At the end of the day, I think most people are asking the same question about their lives and themselves. Do I matter?
Working people want to know that their effort counts for something, that they are contributing to a worthwhile end, that the monotony and frustration and sweat adds up to something real. Few things are more demoralizing than pointless work.
Mothers want to know that the energy and emotion they pour into their children is appreciated and meaningful and fruitful.
Teachers want to see their students go beyond themselves. Artists want to see that someone else values their creativity and vision. Builders want more than a check at the end of the contract; they want to see a look of satisfaction on pride on the face of the customer.
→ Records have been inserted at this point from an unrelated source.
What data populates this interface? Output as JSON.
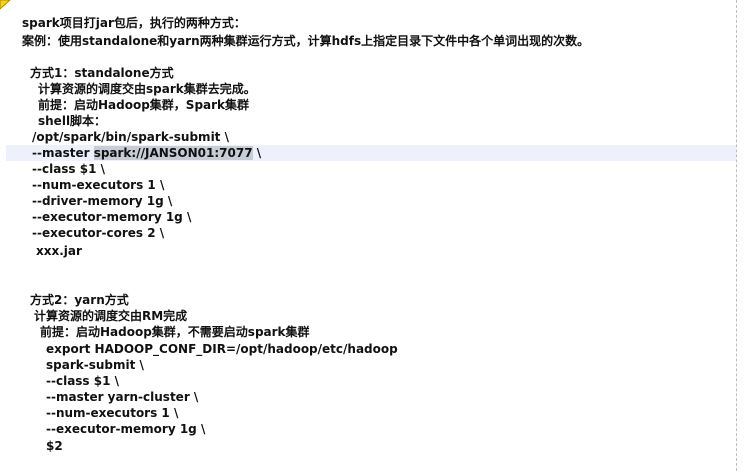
{
  "document": {
    "lines": [
      {
        "text": "spark项目打jar包后，执行的两种方式："
      },
      {
        "text": "案例：使用standalone和yarn两种集群运行方式，计算hdfs上指定目录下文件中各个单词出现的次数。"
      },
      {
        "text": "方式1：standalone方式"
      },
      {
        "text": "计算资源的调度交由spark集群去完成。"
      },
      {
        "text": "前提：启动Hadoop集群，Spark集群"
      },
      {
        "text": "shell脚本："
      },
      {
        "text": "/opt/spark/bin/spark-submit \\"
      },
      {
        "text": "--master ",
        "selected": "spark://JANSON01:7077",
        "after": " \\"
      },
      {
        "text": "--class $1 \\"
      },
      {
        "text": "--num-executors 1 \\"
      },
      {
        "text": "--driver-memory 1g \\"
      },
      {
        "text": "--executor-memory 1g \\"
      },
      {
        "text": "--executor-cores 2 \\"
      },
      {
        "text": "xxx.jar"
      },
      {
        "text": "方式2：yarn方式"
      },
      {
        "text": "计算资源的调度交由RM完成"
      },
      {
        "text": "前提：启动Hadoop集群，不需要启动spark集群"
      },
      {
        "text": "export HADOOP_CONF_DIR=/opt/hadoop/etc/hadoop"
      },
      {
        "text": "spark-submit \\"
      },
      {
        "text": "--class $1 \\"
      },
      {
        "text": "--master yarn-cluster \\"
      },
      {
        "text": "--num-executors 1 \\"
      },
      {
        "text": "--executor-memory 1g \\"
      },
      {
        "text": "$2"
      }
    ]
  }
}
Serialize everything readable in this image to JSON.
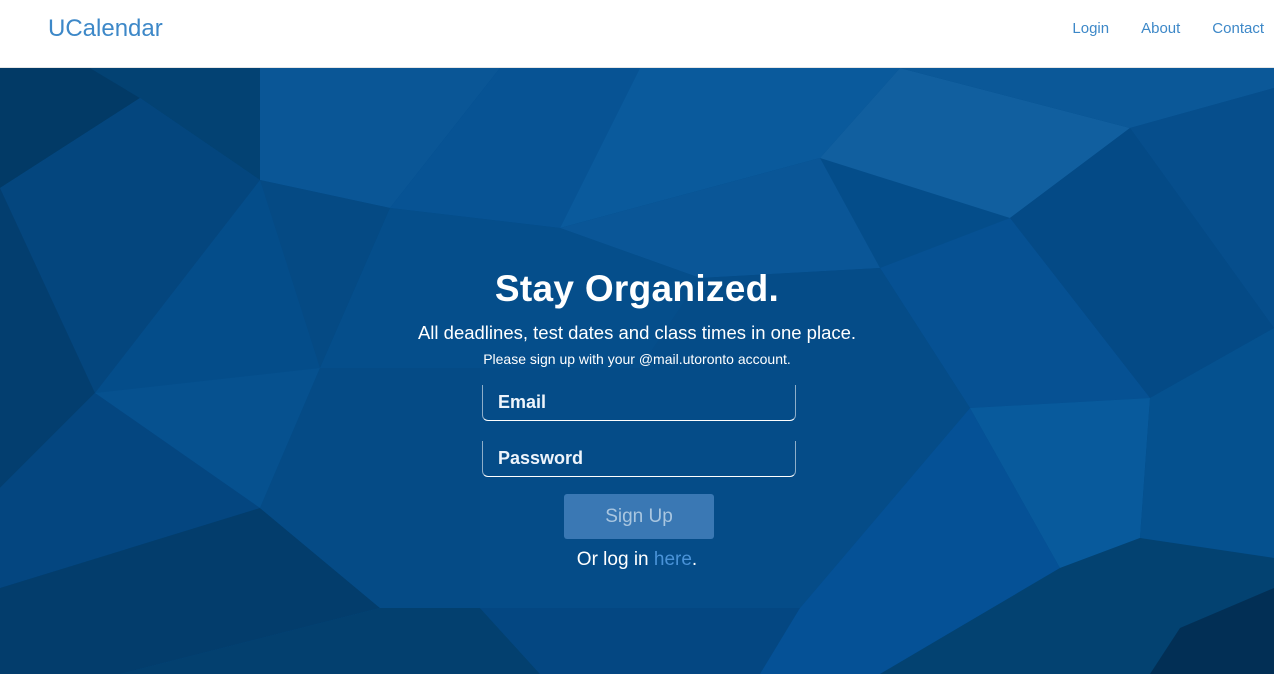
{
  "nav": {
    "brand": "UCalendar",
    "links": [
      "Login",
      "About",
      "Contact"
    ]
  },
  "hero": {
    "headline": "Stay Organized.",
    "tagline": "All deadlines, test dates and class times in one place.",
    "note": "Please sign up with your @mail.utoronto account."
  },
  "form": {
    "email_placeholder": "Email",
    "password_placeholder": "Password",
    "signup_label": "Sign Up",
    "login_prefix": "Or log in ",
    "login_link": "here",
    "login_suffix": "."
  },
  "colors": {
    "brand": "#3d88c8",
    "hero_bg": "#044d8a",
    "button_bg": "#3a78b4",
    "link": "#4a93d8"
  }
}
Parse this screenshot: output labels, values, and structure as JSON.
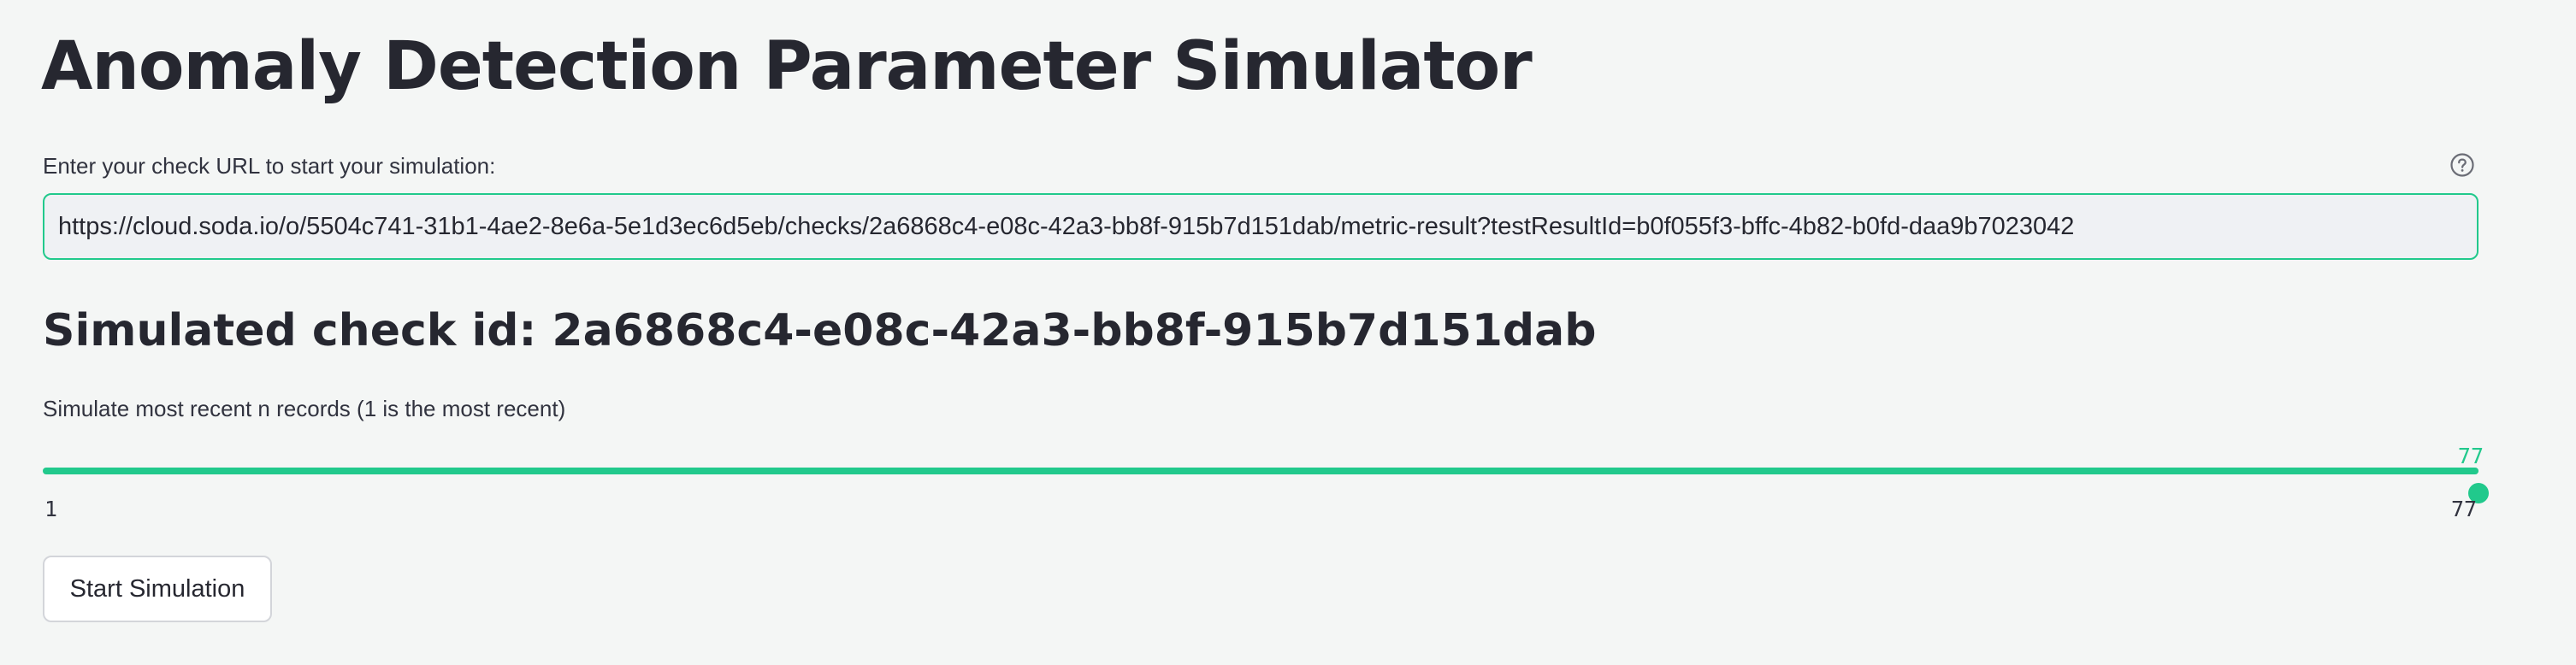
{
  "page": {
    "title": "Anomaly Detection Parameter Simulator"
  },
  "url_field": {
    "label": "Enter your check URL to start your simulation:",
    "value": "https://cloud.soda.io/o/5504c741-31b1-4ae2-8e6a-5e1d3ec6d5eb/checks/2a6868c4-e08c-42a3-bb8f-915b7d151dab/metric-result?testResultId=b0f055f3-bffc-4b82-b0fd-daa9b7023042",
    "help_icon": "question-circle-icon"
  },
  "check": {
    "heading": "Simulated check id: 2a6868c4-e08c-42a3-bb8f-915b7d151dab"
  },
  "slider": {
    "label": "Simulate most recent n records (1 is the most recent)",
    "value": "77",
    "min_label": "1",
    "max_label": "77",
    "min": 1,
    "max": 77,
    "current": 77
  },
  "actions": {
    "start_label": "Start Simulation"
  },
  "colors": {
    "accent": "#21c98c",
    "background": "#f4f6f5",
    "text": "#262730",
    "input_background": "#eff1f4"
  }
}
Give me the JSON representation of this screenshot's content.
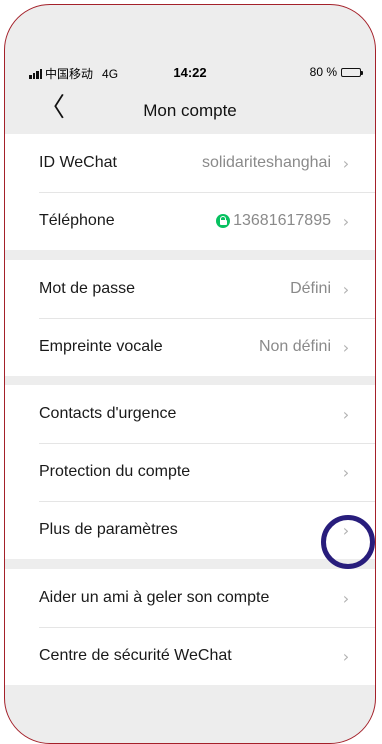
{
  "status_bar": {
    "carrier": "中国移动",
    "network": "4G",
    "time": "14:22",
    "battery": "80 %",
    "battery_level": 0.8
  },
  "nav": {
    "back_icon": "chevron-left-icon",
    "back_glyph": "〈",
    "title": "Mon compte"
  },
  "group1": [
    {
      "label": "ID WeChat",
      "value": "solidariteshanghai"
    },
    {
      "label": "Téléphone",
      "value": "13681617895"
    }
  ],
  "group2": [
    {
      "label": "Mot de passe",
      "value": "Défini"
    },
    {
      "label": "Empreinte vocale",
      "value": "Non défini"
    }
  ],
  "group3": [
    {
      "label": "Contacts d'urgence"
    },
    {
      "label": "Protection du compte"
    },
    {
      "label": "Plus de paramètres"
    }
  ],
  "group4": [
    {
      "label": "Aider un ami à geler son compte"
    },
    {
      "label": "Centre de sécurité WeChat"
    }
  ],
  "chevron_glyph": "›",
  "colors": {
    "frame_border": "#a4212a",
    "highlight_circle": "#281d7c",
    "lock_green": "#07c160",
    "background": "#ededed"
  }
}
Do I matter? It is amazing the lengths we will go to find an answer to that question. Some look for it at the end of every sixty-hour week, others in each new relationship or liaison, and some in the applause of a crowd or even the appreciative smile of a single onlooker.
This is a question of life-and-death urgency. Every human being hungers to know that their life has a purpose.
For all who are asking that question today, in some form or other, I give you the blessed words of the apostle Paul, whose own life was, in many ways, a search for meaning. As he looked forward to the soon-return of Jesus, he offered this prayer to the many, many people who hunger to know that their lives are not in vain.
Because we know that this extraordinary day is just ahead, we pray for you all the time—pray that our God will make you fit for what he’s called you to be, pray that he’ll fill your good ideas and acts of faith with his own energy so that it all amounts to something (2 Thess. 1:11–12, MSG).
You do matter. Your work matters. Your life matters. It all amounts to something. God will make it so.
May God bless, you my brother or sister, and may he take the energy and passion that you pour into living the God-life and make it productive and meaningful, more that you ever imagined.